Hermiona zmierzała właśnie zmierzała właśnie pewnym krokiem do czerwonego ekspresu Londyn - Hogwart. Czuła na sobie spojrzenie połowy zebranych na peronie. Chłopacy patrzyli na nią z pożądaniem, a dziewczyny z zazdrością. Miała w końcu 16 lat. Nie mogła uwierzyć, że była już w Hogwarcie już 5 lat. Teraz zaczął się jej 6 rok nauki. Postanowiła zaszaleć w tym roku.

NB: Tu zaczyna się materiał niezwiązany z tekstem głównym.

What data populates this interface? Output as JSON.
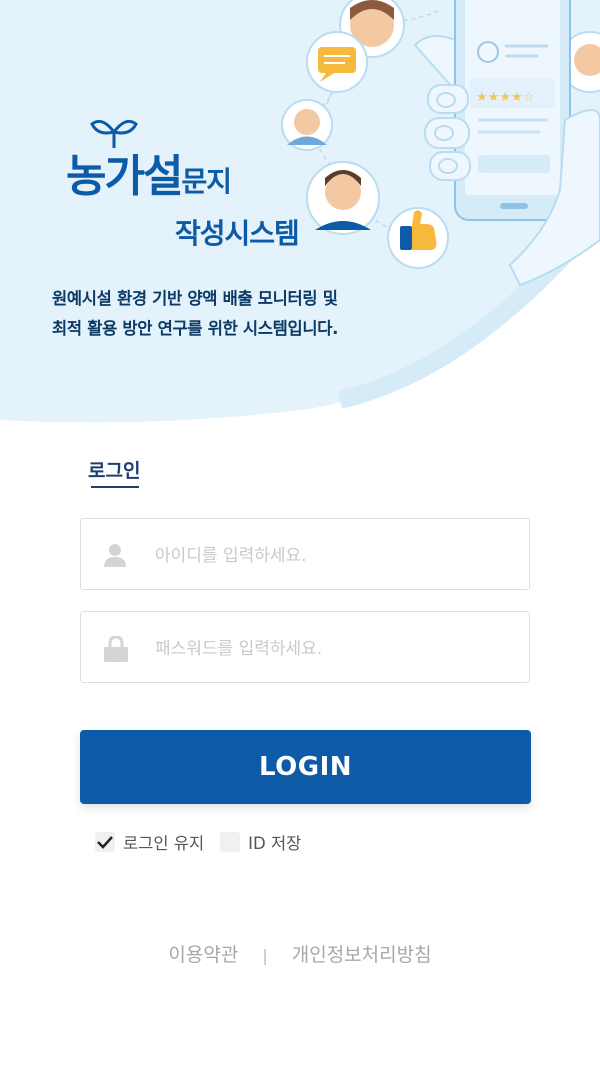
{
  "brand": {
    "title_large": "농가설",
    "title_small": "문지",
    "title_line2": "작성시스템"
  },
  "description": {
    "line1": "원예시설 환경 기반 양액 배출 모니터링 및",
    "line2": "최적 활용 방안 연구를 위한 시스템입니다."
  },
  "login": {
    "tab_label": "로그인",
    "id_placeholder": "아이디를 입력하세요.",
    "pw_placeholder": "패스워드를 입력하세요.",
    "button_label": "LOGIN",
    "keep_login_label": "로그인 유지",
    "keep_login_checked": true,
    "save_id_label": "ID 저장",
    "save_id_checked": false
  },
  "footer": {
    "terms": "이용약관",
    "separator": "|",
    "privacy": "개인정보처리방침"
  },
  "colors": {
    "primary": "#0d5ba6",
    "hero_bg": "#e3f2fb"
  },
  "icons": [
    "sprout-logo-icon",
    "user-icon",
    "lock-icon",
    "checkmark-icon"
  ]
}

1. Przeczytała wszystkie książki, więc wszystko umiała.
2.Miała dość nauki.
3.Była córką Bellatrix Lestrange.
Dowiedziała się o tym dokładnie dwa tygodnie temu. Na razie wie o tym tylko Ginny, Harry, Ron i Bliźniacy. Fred i George spędzają jeszcze jeden rok w Hogwarcie, ponieważ w ich latach szkoły nie mieli najlepszych wyników i pani Weasley wysłała ich na jeszcze raz do Hogwartu.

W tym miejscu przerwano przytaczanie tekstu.